The Monarch Butterfly is an iconic North American species, but it is in trouble. Find out how you can help.
The Monarch Butterfly is an iconic North American species, but it is in trouble. The species population has decreased dramatically over the last several decades due to pesticides, loss of habitat, decreasing number of pollinator flowers, and a changing climate. As a matter of fact, the Monarch population has decreased by 90% since 1992. And the milkweed plant population, which is the only source of food for Monarchs, is also down 90%.
This species is an important pollinator, and its decline could be a “canary in the coal mine” for the health and population of other important pollinators.
The good news is that you can help save the Monarchs by planting milkweed!
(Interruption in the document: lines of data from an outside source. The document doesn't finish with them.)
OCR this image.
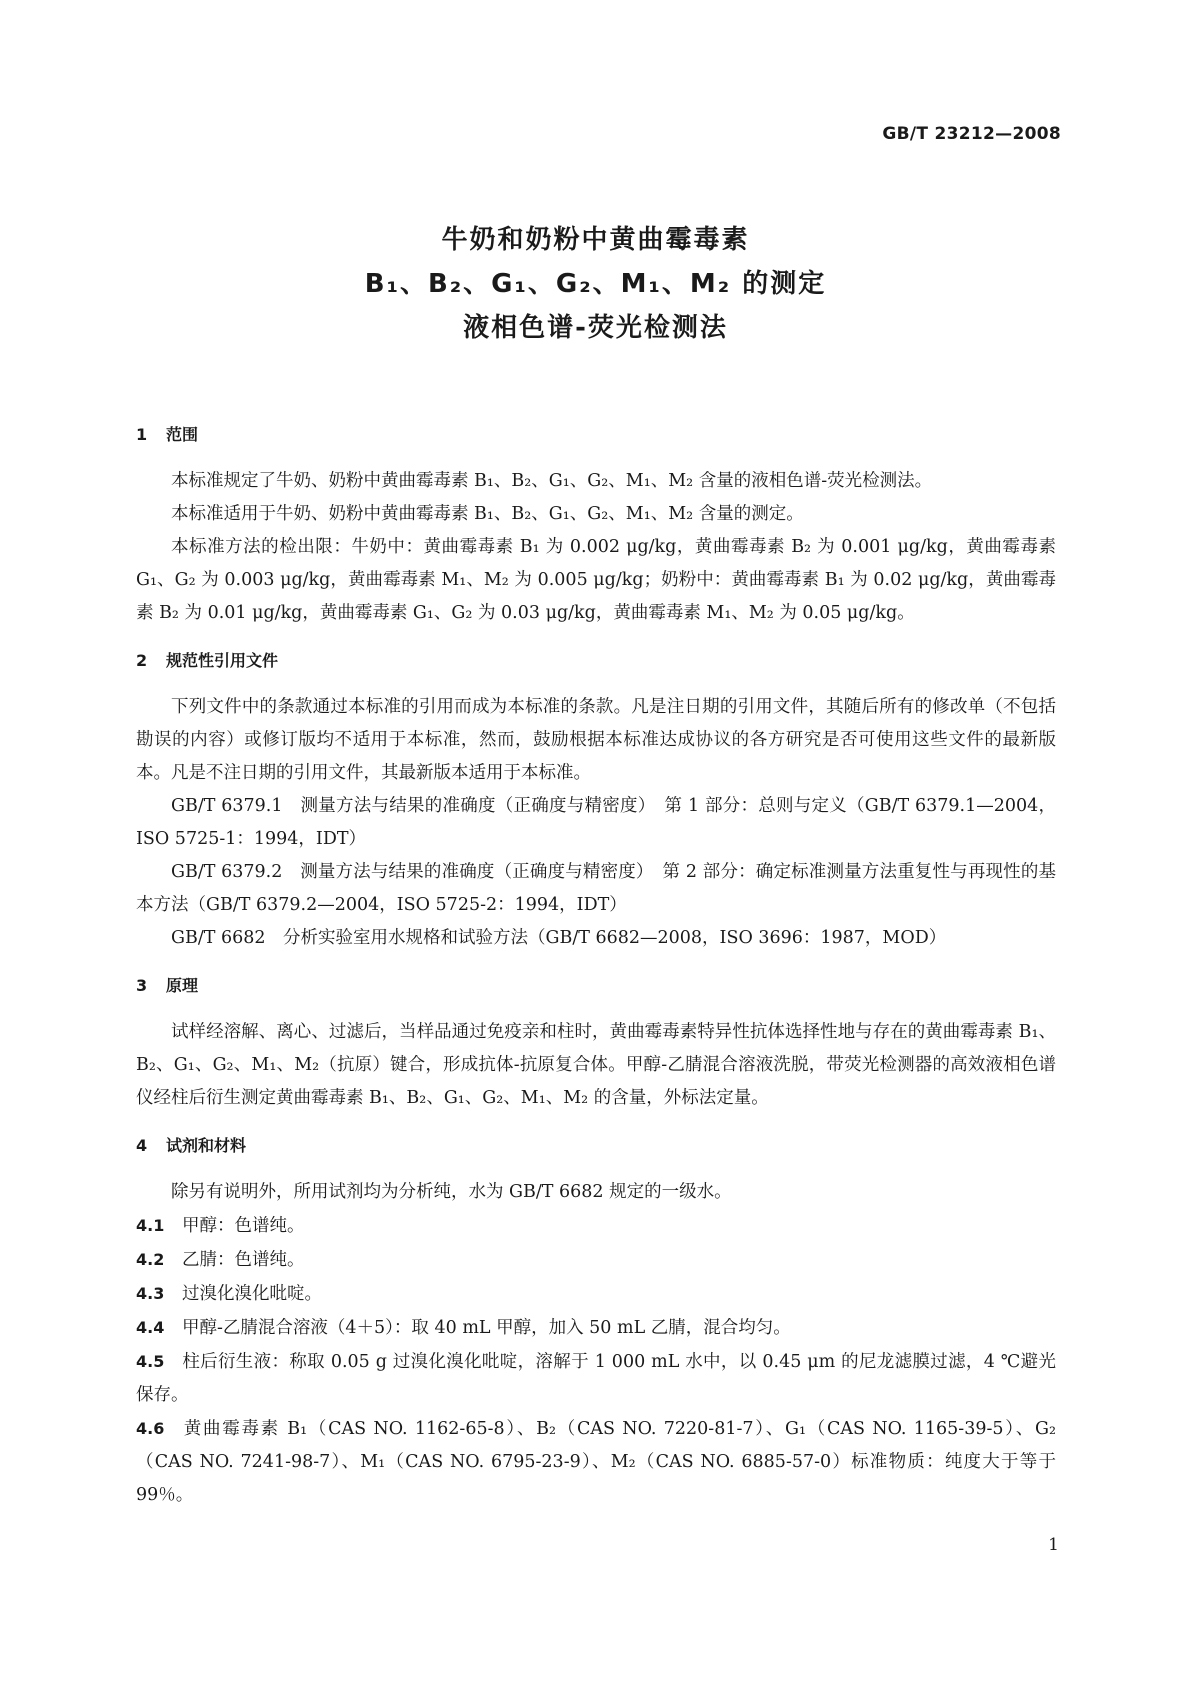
GB/T 23212—2008
牛奶和奶粉中黄曲霉毒素
B₁、B₂、G₁、G₂、M₁、M₂ 的测定
液相色谱-荧光检测法
1 范围
本标准规定了牛奶、奶粉中黄曲霉毒素 B₁、B₂、G₁、G₂、M₁、M₂ 含量的液相色谱-荧光检测法。
本标准适用于牛奶、奶粉中黄曲霉毒素 B₁、B₂、G₁、G₂、M₁、M₂ 含量的测定。
本标准方法的检出限：牛奶中：黄曲霉毒素 B₁ 为 0.002 μg/kg，黄曲霉毒素 B₂ 为 0.001 μg/kg，黄曲霉毒素G₁、G₂ 为 0.003 μg/kg，黄曲霉毒素 M₁、M₂ 为 0.005 μg/kg；奶粉中：黄曲霉毒素 B₁ 为 0.02 μg/kg，黄曲霉毒素 B₂ 为 0.01 μg/kg，黄曲霉毒素 G₁、G₂ 为 0.03 μg/kg，黄曲霉毒素 M₁、M₂ 为 0.05 μg/kg。
2 规范性引用文件
下列文件中的条款通过本标准的引用而成为本标准的条款。凡是注日期的引用文件，其随后所有的修改单（不包括勘误的内容）或修订版均不适用于本标准，然而，鼓励根据本标准达成协议的各方研究是否可使用这些文件的最新版本。凡是不注日期的引用文件，其最新版本适用于本标准。
GB/T 6379.1　测量方法与结果的准确度（正确度与精密度）　第 1 部分：总则与定义（GB/T 6379.1—2004，ISO 5725-1：1994，IDT）
GB/T 6379.2　测量方法与结果的准确度（正确度与精密度）　第 2 部分：确定标准测量方法重复性与再现性的基本方法（GB/T 6379.2—2004，ISO 5725-2：1994，IDT）
GB/T 6682　分析实验室用水规格和试验方法（GB/T 6682—2008，ISO 3696：1987，MOD）
3 原理
试样经溶解、离心、过滤后，当样品通过免疫亲和柱时，黄曲霉毒素特异性抗体选择性地与存在的黄曲霉毒素 B₁、B₂、G₁、G₂、M₁、M₂（抗原）键合，形成抗体-抗原复合体。甲醇-乙腈混合溶液洗脱，带荧光检测器的高效液相色谱仪经柱后衍生测定黄曲霉毒素 B₁、B₂、G₁、G₂、M₁、M₂ 的含量，外标法定量。
4 试剂和材料
除另有说明外，所用试剂均为分析纯，水为 GB/T 6682 规定的一级水。
4.1 甲醇：色谱纯。
4.2 乙腈：色谱纯。
4.3 过溴化溴化吡啶。
4.4 甲醇-乙腈混合溶液（4＋5）：取 40 mL 甲醇，加入 50 mL 乙腈，混合均匀。
4.5 柱后衍生液：称取 0.05 g 过溴化溴化吡啶，溶解于 1 000 mL 水中，以 0.45 μm 的尼龙滤膜过滤，4 ℃避光保存。
4.6 黄曲霉毒素 B₁（CAS NO. 1162-65-8）、B₂（CAS NO. 7220-81-7）、G₁（CAS NO. 1165-39-5）、G₂（CAS NO. 7241-98-7）、M₁（CAS NO. 6795-23-9）、M₂（CAS NO. 6885-57-0）标准物质：纯度大于等于 99％。
1
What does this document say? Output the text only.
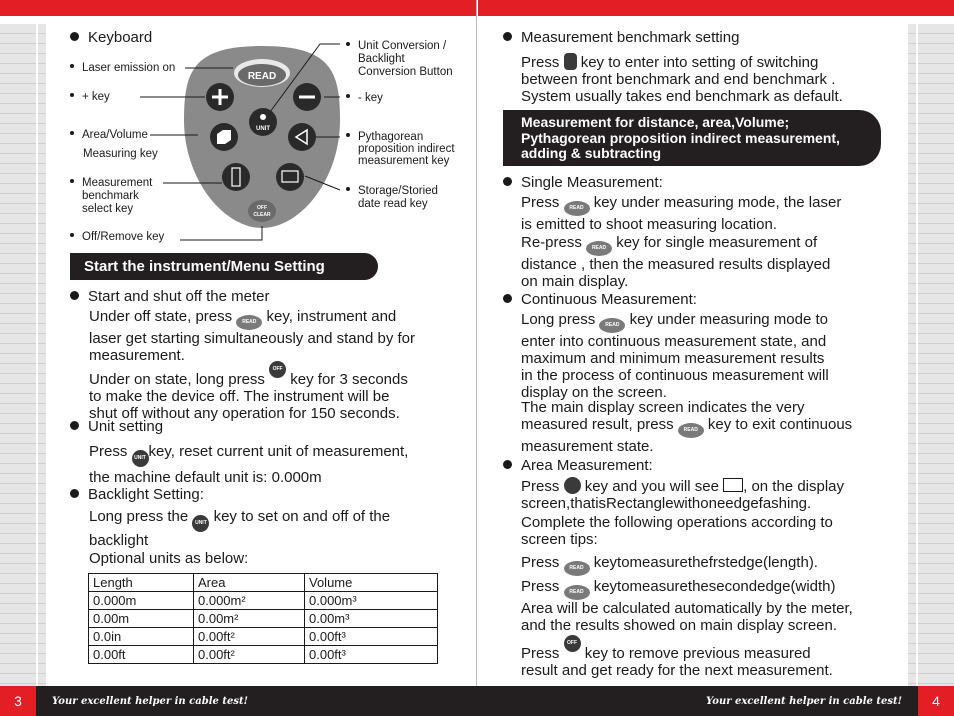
Keyboard
Laser emission on
+ key
Area/Volume
Measuring key
Measurement
benchmark
select key
Off/Remove key
Unit Conversion /
Backlight
Conversion Button
- key
Pythagorean
proposition indirect
measurement key
Storage/Storied
date read key
READ
UNIT
OFF
CLEAR
Start the instrument/Menu Setting
Start and shut off the meter
Under off state, press READ key, instrument and
laser get starting simultaneously and stand by for
measurement.
Under on state, long press OFF CLEAR key for 3 seconds
to make the device off. The instrument will be
shut off without any operation for 150 seconds.
Unit setting
Press UNIT key, reset current unit of measurement,
the machine default unit is: 0.000m
Backlight Setting:
Long press the UNIT key to set on and off of the
backlight
Optional units as below:
Length	Area	Volume
0.000m	0.000m²	0.000m³
0.00m	0.00m²	0.00m³
0.0in	0.00ft²	0.00ft³
0.00ft	0.00ft²	0.00ft³
Measurement benchmark setting
Press key to enter into setting of switching
between front benchmark and end benchmark .
System usually takes end benchmark as default.
Measurement for distance, area,Volume;
Pythagorean proposition indirect measurement,
adding & subtracting
Single Measurement:
Press READ key under measuring mode, the laser
is emitted to shoot measuring location.
Re-press READ key for single measurement of
distance , then the measured results displayed
on main display.
Continuous Measurement:
Long press READ key under measuring mode to
enter into continuous measurement state, and
maximum and minimum measurement results
in the process of continuous measurement will
display on the screen.
The main display screen indicates the very
measured result, press READ key to exit continuous
measurement state.
Area Measurement:
Press key and you will see , on the display
screen,thatisRectanglewithoneedgefashing.
Complete the following operations according to
screen tips:
Press READ keytomeasurethefrstedge(length).
Press READ keytomeasurethesecondedge(width)
Area will be calculated automatically by the meter,
and the results showed on main display screen.
Press OFF CLEAR key to remove previous measured
result and get ready for the next measurement.
3	4
Your excellent helper in cable test!	Your excellent helper in cable test!
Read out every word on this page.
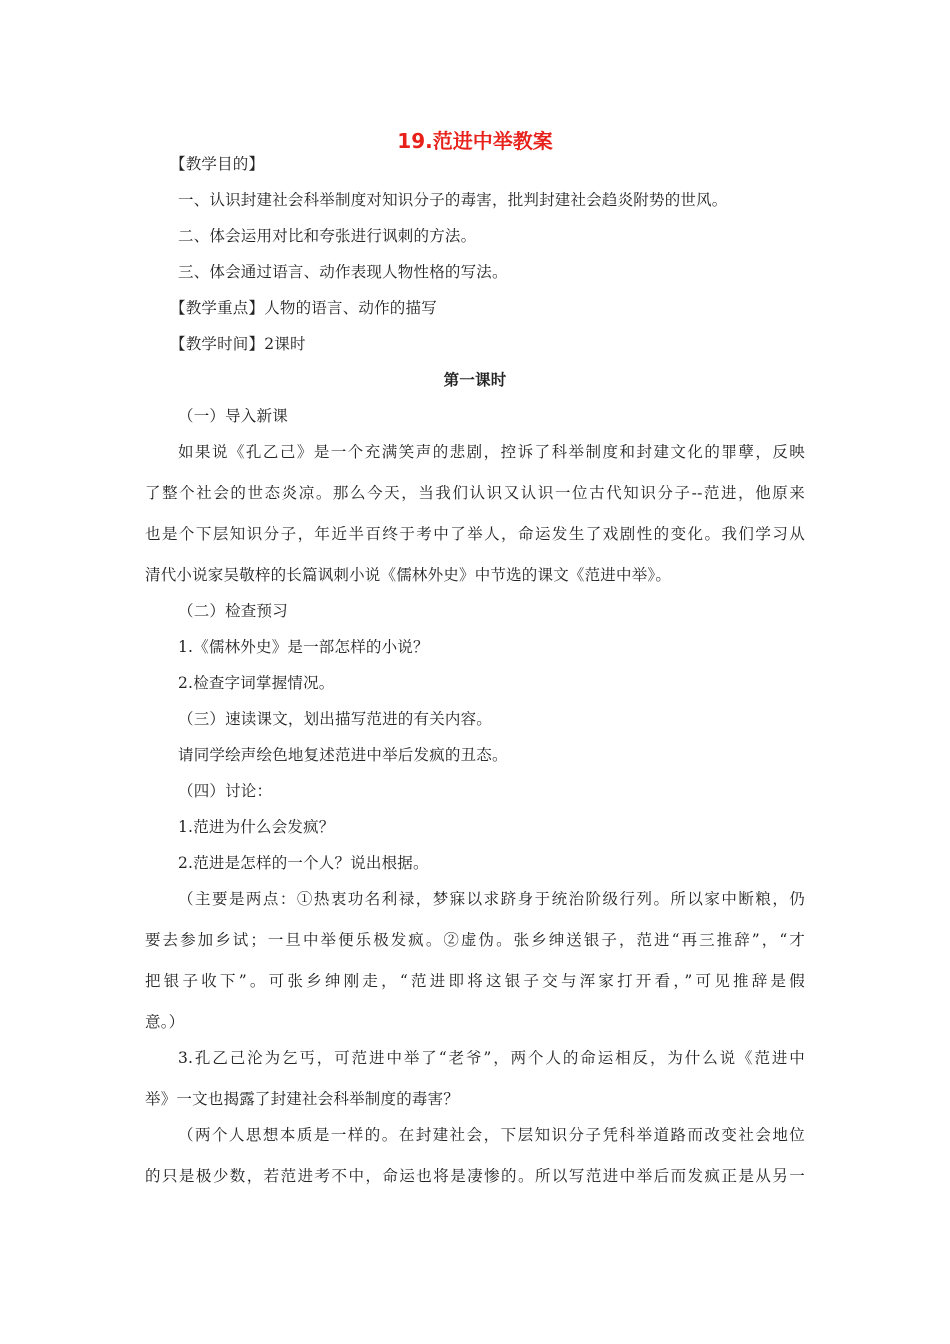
19.范进中举教案
【教学目的】
一、认识封建社会科举制度对知识分子的毒害，批判封建社会趋炎附势的世风。
二、体会运用对比和夸张进行讽刺的方法。
三、体会通过语言、动作表现人物性格的写法。
【教学重点】人物的语言、动作的描写
【教学时间】2课时
第一课时
（一）导入新课
如果说《孔乙己》是一个充满笑声的悲剧，控诉了科举制度和封建文化的罪孽，反映
了整个社会的世态炎凉。那么今天，当我们认识又认识一位古代知识分子--范进，他原来
也是个下层知识分子，年近半百终于考中了举人，命运发生了戏剧性的变化。我们学习从
清代小说家吴敬梓的长篇讽刺小说《儒林外史》中节选的课文《范进中举》。
（二）检查预习
1.《儒林外史》是一部怎样的小说？
2.检查字词掌握情况。
（三）速读课文，划出描写范进的有关内容。
请同学绘声绘色地复述范进中举后发疯的丑态。
（四）讨论：
1.范进为什么会发疯？
2.范进是怎样的一个人？说出根据。
（主要是两点：①热衷功名利禄，梦寐以求跻身于统治阶级行列。所以家中断粮，仍
要去参加乡试；一旦中举便乐极发疯。②虚伪。张乡绅送银子，范进“再三推辞”，“才
把银子收下”。可张乡绅刚走，“范进即将这银子交与浑家打开看，”可见推辞是假
意。）
3.孔乙己沦为乞丐，可范进中举了“老爷”，两个人的命运相反，为什么说《范进中
举》一文也揭露了封建社会科举制度的毒害？
（两个人思想本质是一样的。在封建社会，下层知识分子凭科举道路而改变社会地位
的只是极少数，若范进考不中，命运也将是凄惨的。所以写范进中举后而发疯正是从另一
If you live in North Carolina, we recommend planting Asclepias tuberosa, also known as Butterfly Milkweed (among other names). This species is native our area, provides an excellent source of food for the Monarch Butterfly, and looks beautiful when in bloom. A perennial, Butterfly Milkweed produces bright orange blooms all summer long, year after year, so long as its root system remains in place.
There are many ways you can grow Butterfly Milkweed from seeds. Here is one easy method:
- Obtain seeds + coffee filter or paper towels + plastic bag + Tupperware container
- Soak your coffee filter and lay it on a plate
- Put the seeds on the filter, then fold the filter such that the seeds are inside of the wet filter
- Place the folded filter inside of the plastic bag and seal the bag
- Put the bag in the Tupperware container
- Put the container in the refrigerator for one month
- Now you can transfer the seeds and plant them in a seed starting tray, a pot, or directly outdoors
Monarch butterflies store a poison called Cardiac Glycosides that they had ingested by feeding on the leaves of the milkweed foliage in their larva stage. These toxins provide these butterflies with a poisonous defense against its predators such as lizards, birds, and frogs.
If you choose to plant your milkweed seeds outdoors, here are some tips:
- Do so in spring, after the final frost
- Choose an area of the garden in full sun that drains well. Butterfly Milkweed is not terribly picky about its soil
- Spread a 1- to 2-inch layer of compost over the area and mix into several inches of soil below
- Soak this soil/compost mix
- Plant the seeds. The plants will grow to a mature height of 18 to 30 inches tall and can be spaced 12 to 18 inches apart
- Protect the area if it may be disturbed by pets, children, rabbits, etc.
- Keep the soil moist until the plant is established and showing new growth
- After that, water only occasionally, as Butterfly Milkweed plants prefer dry soil
- Milkweed seeds should show signs of life within 14 to 28 days but can take up to 40 days to successfully germinate.
Once your plants begin to flower, look for monarchs during their migration in September or early October. Enjoy!
Oh, and PS, the Monarchs want you to give yourself a pat on the back for being so awesome!